Sortir d’«un cercle vicieux»

D’autres études plus récentes sur les effets de la climatisation à Paris tirent des conclusions plus alarmantes. Sollicitée par CheckNews, l’Agence de l’environnement et de la maîtrise de l’énergie (Ademe) renvoie notamment aux travaux conduits par plusieurs chercheurs du Centre international de recherche sur l’environnement et le développement (Cired), parus en 2020 dans la revue Environmental Research Letters. Selon cette étude, en cas de vague de chaleur, «le recours massif à la climatisation accentuerait les phénomènes d’îlots de chaleur urbains», pouvant «faire grimper les températures extérieures d’environ 2 à 3 °C», résume l’Ademe.

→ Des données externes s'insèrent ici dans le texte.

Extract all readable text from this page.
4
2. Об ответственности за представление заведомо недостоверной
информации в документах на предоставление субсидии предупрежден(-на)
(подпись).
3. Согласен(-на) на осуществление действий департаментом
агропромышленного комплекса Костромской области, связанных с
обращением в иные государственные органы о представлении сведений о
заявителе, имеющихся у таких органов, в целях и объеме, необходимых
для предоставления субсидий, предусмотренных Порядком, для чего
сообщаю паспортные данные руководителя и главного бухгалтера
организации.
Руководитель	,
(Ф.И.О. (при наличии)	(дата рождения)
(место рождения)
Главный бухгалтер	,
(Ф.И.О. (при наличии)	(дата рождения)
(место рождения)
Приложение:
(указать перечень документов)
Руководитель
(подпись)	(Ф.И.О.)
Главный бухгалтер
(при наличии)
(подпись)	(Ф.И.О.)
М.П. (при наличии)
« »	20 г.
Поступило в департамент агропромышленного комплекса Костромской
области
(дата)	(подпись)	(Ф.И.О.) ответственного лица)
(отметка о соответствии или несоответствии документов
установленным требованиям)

Les chercheurs sont parvenus à ce résultat en modélisant «une Ile-de-France frappée par une canicule semblable à celle de 2003 et d’une durée de neuf jours», et en considérant «qu’une majorité de foyers parisiens aura fait le choix de la climatisation». Mais «si la vague de chaleur s’avérait plus insupportable encore que celle de 2003, l’augmentation pourrait être de 3,6 °C», souligne l’Ademe.

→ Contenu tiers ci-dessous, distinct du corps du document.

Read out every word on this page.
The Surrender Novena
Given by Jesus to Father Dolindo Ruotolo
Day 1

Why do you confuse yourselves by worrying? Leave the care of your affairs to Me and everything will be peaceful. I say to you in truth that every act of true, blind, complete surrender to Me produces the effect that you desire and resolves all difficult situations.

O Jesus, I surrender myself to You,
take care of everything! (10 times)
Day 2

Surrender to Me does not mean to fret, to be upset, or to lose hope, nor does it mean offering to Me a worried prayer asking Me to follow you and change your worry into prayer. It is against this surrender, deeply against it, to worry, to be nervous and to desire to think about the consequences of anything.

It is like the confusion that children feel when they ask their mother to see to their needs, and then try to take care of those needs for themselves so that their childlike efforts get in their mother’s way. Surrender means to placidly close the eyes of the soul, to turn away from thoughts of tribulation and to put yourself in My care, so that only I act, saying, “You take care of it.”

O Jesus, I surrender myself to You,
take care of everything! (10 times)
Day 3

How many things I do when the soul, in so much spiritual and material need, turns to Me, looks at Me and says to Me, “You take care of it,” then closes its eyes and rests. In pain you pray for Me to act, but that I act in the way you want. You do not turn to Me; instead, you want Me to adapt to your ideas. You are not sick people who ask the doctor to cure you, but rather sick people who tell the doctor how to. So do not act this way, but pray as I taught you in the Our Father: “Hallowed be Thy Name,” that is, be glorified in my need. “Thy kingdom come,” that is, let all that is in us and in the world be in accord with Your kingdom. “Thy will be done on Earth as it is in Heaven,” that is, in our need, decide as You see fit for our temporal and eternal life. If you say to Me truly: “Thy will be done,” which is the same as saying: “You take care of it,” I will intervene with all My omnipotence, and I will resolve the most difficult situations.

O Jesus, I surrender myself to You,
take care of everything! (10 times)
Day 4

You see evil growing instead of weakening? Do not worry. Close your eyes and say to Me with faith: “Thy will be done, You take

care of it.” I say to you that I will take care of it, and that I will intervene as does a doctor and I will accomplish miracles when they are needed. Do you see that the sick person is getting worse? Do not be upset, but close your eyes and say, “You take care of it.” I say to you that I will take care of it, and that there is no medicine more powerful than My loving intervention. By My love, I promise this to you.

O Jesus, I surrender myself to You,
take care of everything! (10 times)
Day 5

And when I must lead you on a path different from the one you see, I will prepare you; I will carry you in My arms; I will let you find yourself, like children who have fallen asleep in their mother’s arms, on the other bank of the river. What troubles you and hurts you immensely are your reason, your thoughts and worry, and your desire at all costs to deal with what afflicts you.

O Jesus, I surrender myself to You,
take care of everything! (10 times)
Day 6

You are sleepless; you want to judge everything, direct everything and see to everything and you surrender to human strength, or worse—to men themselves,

Economiste spécialiste des impacts du dérèglement climatique au Cired, Vincent Viguié admet que «les rejets de chaleur d’origine humaine» restent «faibles comparés à d’autres causes du réchauffement des villes par rapport à leur milieu environnant». Mais «ils ne sont pas pour autant négligeables», estime le chercheur. D’autant qu’aucun des autres phénomènes qui entrent en jeu dans la formation des îlots de chaleur urbains «ne représente, à lui tout seul, la majorité du réchauffement». Reste que les rejets issus de la climatisation ont la particularité d’être «très hétérogènes» : «Ils vont réchauffer fortement certains endroits – là où des rejets d’air chaud n’arrivent pas à s’évacuer du fait de la géométrie de la rue – et vont jouer un rôle négligeable ailleurs». Les climatiseurs présentent en revanche un avantage : «Il est possible d’agir facilement sur ces rejets de chaleur, alors qu’il est très difficile d’agir sur les bâtiments et les surfaces.» Réduire les usages de la climatisation est ainsi bien plus aisé que de mener des travaux d’aménagement urbain.

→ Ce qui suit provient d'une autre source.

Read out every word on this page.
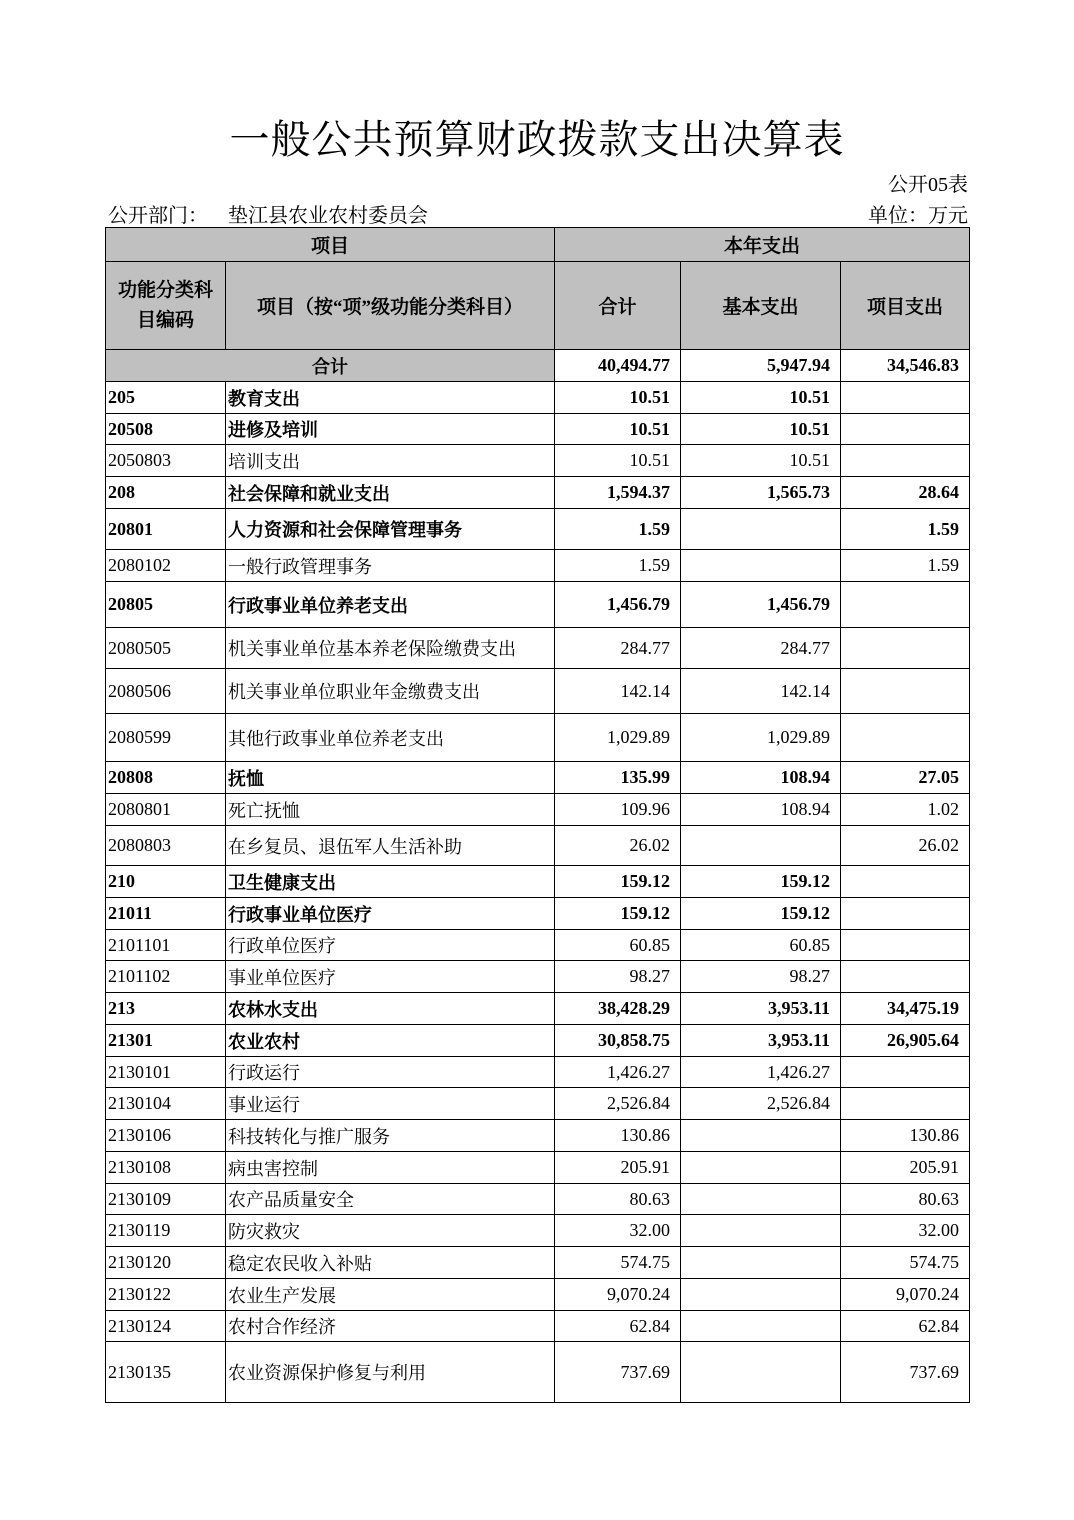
一般公共预算财政拨款支出决算表
公开05表
公开部门： 垫江县农业农村委员会	单位：万元
项目		本年支出		
功能分类科目编码	项目（按“项”级功能分类科目）	合计	基本支出	项目支出
合计		40,494.77	5,947.94	34,546.83
205	教育支出	10.51	10.51	
20508	进修及培训	10.51	10.51	
2050803	培训支出	10.51	10.51	
208	社会保障和就业支出	1,594.37	1,565.73	28.64
20801	人力资源和社会保障管理事务	1.59		1.59
2080102	一般行政管理事务	1.59		1.59
20805	行政事业单位养老支出	1,456.79	1,456.79	
2080505	机关事业单位基本养老保险缴费支出	284.77	284.77	
2080506	机关事业单位职业年金缴费支出	142.14	142.14	
2080599	其他行政事业单位养老支出	1,029.89	1,029.89	
20808	抚恤	135.99	108.94	27.05
2080801	死亡抚恤	109.96	108.94	1.02
2080803	在乡复员、退伍军人生活补助	26.02		26.02
210	卫生健康支出	159.12	159.12	
21011	行政事业单位医疗	159.12	159.12	
2101101	行政单位医疗	60.85	60.85	
2101102	事业单位医疗	98.27	98.27	
213	农林水支出	38,428.29	3,953.11	34,475.19
21301	农业农村	30,858.75	3,953.11	26,905.64
2130101	行政运行	1,426.27	1,426.27	
2130104	事业运行	2,526.84	2,526.84	
2130106	科技转化与推广服务	130.86		130.86
2130108	病虫害控制	205.91		205.91
2130109	农产品质量安全	80.63		80.63
2130119	防灾救灾	32.00		32.00
2130120	稳定农民收入补贴	574.75		574.75
2130122	农业生产发展	9,070.24		9,070.24
2130124	农村合作经济	62.84		62.84
2130135	农业资源保护修复与利用	737.69		737.69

Pour Louis-Gaëtan Giraudet, autre chercheur au Cired, il s’agirait de sortir d’«un cercle vicieux» : «L’îlot de chaleur urbain accroît les besoins de climatisation et, en retour, l’utilisation de la climatisation crée des canyons de chaleur.» A ce stade, explique-t-il, «il est probable que ce phénomène soit encore relativement modéré à Paris, le taux d’adoption de la climatisation étant relativement faible». Mais les îlots de chaleur pourraient se renforcer «sous l’effet conjoint du réchauffement climatique, de l’adoption croissante de la climatisation, et du cercle vicieux qui en découle».